During the most recent Princeton Consensus Conference in 2023, experts recognized that many patients may be prescribed nitrates but neither use them nor need them (eg, if they have undergone revascularization by percutaneous coronary intervention or coronary artery bypass surgery and are free of angina or evidence of myocardial ischemia).
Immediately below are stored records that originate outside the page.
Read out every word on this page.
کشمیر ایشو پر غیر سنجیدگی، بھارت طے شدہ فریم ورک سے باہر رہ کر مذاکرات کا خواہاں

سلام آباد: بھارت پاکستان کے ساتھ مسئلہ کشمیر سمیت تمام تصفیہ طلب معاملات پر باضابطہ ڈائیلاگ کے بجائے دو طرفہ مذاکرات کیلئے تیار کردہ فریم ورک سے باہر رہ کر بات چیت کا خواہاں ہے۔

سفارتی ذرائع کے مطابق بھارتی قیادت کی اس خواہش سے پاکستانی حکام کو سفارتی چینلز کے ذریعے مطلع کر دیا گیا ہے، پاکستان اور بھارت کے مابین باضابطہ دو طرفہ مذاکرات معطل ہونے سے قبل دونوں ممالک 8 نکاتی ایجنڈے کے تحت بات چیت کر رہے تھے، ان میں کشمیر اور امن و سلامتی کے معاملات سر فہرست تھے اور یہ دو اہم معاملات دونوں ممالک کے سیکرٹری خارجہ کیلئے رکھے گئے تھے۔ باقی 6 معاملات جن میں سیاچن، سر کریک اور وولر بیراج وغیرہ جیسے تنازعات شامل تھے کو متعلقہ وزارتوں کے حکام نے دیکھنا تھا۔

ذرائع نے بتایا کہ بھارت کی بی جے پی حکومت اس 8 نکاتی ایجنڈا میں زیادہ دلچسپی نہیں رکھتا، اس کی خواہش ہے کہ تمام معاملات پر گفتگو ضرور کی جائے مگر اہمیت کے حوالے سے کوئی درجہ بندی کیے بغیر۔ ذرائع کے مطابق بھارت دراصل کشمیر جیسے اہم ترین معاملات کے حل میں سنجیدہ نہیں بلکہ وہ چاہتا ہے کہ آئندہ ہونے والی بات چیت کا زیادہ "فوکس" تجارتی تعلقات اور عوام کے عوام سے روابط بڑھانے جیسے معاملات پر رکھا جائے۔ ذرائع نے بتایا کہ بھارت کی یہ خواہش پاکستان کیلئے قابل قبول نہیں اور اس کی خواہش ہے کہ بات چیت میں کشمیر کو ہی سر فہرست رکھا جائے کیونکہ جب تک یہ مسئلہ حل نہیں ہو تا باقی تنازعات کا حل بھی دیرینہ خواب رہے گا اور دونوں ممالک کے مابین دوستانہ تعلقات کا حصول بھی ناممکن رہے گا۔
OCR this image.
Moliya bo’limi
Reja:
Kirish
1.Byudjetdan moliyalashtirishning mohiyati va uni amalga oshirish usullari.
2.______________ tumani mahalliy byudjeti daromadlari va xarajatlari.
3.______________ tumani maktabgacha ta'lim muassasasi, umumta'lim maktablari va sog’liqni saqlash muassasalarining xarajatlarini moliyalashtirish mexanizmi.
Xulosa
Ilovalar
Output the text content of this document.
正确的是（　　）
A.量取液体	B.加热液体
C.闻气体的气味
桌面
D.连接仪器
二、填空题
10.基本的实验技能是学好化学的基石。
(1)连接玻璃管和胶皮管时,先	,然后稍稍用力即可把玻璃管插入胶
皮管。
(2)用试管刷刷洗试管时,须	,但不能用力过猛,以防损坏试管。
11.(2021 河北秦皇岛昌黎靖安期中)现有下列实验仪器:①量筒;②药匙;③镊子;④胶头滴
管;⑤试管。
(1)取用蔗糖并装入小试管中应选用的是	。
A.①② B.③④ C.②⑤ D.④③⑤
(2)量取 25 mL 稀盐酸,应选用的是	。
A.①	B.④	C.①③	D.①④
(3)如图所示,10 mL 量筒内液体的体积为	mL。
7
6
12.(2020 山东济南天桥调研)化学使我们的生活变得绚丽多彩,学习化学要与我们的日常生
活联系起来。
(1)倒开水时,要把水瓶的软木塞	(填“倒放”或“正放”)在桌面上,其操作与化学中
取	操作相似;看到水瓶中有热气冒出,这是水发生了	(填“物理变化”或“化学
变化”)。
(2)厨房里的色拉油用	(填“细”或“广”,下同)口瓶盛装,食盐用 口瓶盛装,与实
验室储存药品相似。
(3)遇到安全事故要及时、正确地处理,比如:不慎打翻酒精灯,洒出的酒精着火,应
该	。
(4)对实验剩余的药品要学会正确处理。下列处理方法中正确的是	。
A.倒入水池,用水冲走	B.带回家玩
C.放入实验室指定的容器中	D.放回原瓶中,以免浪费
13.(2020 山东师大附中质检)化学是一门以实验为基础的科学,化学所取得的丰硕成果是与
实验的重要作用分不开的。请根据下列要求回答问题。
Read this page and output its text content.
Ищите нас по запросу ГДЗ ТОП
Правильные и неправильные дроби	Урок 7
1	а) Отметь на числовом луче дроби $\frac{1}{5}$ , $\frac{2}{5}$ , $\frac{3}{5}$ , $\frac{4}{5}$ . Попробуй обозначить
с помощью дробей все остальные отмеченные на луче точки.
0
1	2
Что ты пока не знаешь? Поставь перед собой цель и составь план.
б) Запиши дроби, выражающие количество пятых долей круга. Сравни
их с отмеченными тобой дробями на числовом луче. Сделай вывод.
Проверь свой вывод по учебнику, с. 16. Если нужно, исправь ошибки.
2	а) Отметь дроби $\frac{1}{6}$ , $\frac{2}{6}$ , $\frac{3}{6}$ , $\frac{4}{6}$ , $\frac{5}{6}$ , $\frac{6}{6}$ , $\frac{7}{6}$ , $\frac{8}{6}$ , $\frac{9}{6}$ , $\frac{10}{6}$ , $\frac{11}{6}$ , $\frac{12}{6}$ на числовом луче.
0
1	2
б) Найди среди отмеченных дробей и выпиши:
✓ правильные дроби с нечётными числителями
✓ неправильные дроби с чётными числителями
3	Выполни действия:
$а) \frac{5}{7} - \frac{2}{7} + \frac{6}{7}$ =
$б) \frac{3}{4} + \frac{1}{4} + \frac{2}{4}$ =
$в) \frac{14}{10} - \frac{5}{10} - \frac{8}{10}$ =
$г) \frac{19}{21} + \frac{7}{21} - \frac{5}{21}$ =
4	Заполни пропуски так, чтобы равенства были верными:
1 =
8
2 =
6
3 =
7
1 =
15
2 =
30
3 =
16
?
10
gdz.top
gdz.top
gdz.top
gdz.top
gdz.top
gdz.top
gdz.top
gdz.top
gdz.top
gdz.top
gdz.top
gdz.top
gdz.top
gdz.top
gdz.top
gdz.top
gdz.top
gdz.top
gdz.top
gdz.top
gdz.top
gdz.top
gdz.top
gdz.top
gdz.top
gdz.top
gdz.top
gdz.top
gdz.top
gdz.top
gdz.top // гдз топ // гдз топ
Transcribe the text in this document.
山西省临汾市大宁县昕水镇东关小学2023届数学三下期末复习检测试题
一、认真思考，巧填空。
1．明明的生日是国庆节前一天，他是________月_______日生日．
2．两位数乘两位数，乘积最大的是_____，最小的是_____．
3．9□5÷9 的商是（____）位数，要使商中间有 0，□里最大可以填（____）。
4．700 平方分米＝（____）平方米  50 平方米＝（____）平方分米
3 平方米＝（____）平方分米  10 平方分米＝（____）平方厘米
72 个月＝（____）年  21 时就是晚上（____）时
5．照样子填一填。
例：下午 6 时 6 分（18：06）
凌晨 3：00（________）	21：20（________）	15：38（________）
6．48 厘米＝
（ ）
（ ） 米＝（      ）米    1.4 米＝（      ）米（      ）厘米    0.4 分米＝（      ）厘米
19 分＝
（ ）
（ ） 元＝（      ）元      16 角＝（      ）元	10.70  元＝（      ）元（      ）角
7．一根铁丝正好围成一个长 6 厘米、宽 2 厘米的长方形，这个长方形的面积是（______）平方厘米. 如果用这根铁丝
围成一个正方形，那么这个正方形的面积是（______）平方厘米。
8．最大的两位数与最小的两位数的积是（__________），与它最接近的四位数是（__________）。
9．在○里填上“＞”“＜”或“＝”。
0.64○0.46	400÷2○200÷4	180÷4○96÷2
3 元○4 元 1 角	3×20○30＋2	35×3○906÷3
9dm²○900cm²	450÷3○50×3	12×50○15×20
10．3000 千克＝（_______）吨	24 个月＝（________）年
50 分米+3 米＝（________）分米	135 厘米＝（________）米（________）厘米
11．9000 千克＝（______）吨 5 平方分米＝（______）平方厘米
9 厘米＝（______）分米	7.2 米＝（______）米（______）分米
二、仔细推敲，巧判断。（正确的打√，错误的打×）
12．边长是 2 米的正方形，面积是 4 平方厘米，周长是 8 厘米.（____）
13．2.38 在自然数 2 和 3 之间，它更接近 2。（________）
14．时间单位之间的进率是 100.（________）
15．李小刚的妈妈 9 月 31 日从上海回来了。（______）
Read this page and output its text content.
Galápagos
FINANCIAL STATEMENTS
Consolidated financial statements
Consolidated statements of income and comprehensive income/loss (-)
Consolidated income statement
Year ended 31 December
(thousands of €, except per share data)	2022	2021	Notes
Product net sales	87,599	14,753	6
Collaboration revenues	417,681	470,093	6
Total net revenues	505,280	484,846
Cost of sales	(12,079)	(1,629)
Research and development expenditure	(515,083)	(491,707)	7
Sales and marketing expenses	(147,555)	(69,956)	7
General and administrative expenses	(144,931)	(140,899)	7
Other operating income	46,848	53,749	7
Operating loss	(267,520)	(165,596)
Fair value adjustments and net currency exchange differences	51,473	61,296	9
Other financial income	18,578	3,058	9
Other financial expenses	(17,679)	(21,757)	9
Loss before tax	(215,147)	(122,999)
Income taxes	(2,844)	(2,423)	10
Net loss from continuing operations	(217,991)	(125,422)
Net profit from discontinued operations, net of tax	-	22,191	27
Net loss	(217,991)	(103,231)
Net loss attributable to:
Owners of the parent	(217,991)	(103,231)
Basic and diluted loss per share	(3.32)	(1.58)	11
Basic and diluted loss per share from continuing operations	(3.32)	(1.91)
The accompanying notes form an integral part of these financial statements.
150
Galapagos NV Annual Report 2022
Advice to the HCP was as follows:

“A decision should be made by the HCPs whether nitrates are necessary or whether they may be stopped, or whether other antianginal agents may be substituted. If nitrates are not necessary, then consideration should be given to stopping them and trying PDE5 inhibitors to treat ED, a new concept added since [the third Princeton Consensus Conference]. However, if it is deemed that nitrates are indeed necessary, then other non PDE5 inhibitors should be considered to treat ED. Patients who are deemed high risk for cardiac events with sexual activity or who develop ischemia during a stress test, especially at a low level of exercise, should be referred to a cardiologist for additional care.” 

What this means for you

Cardiologists should carefully evaluate their patients with ED. Patients with good exercise tolerance and no evidence of ischemia, who are at low risk of cardiac events with sexual activity, and who are not taking nitrates (or riociguat) are safe candidates for PDE5 inhibitors.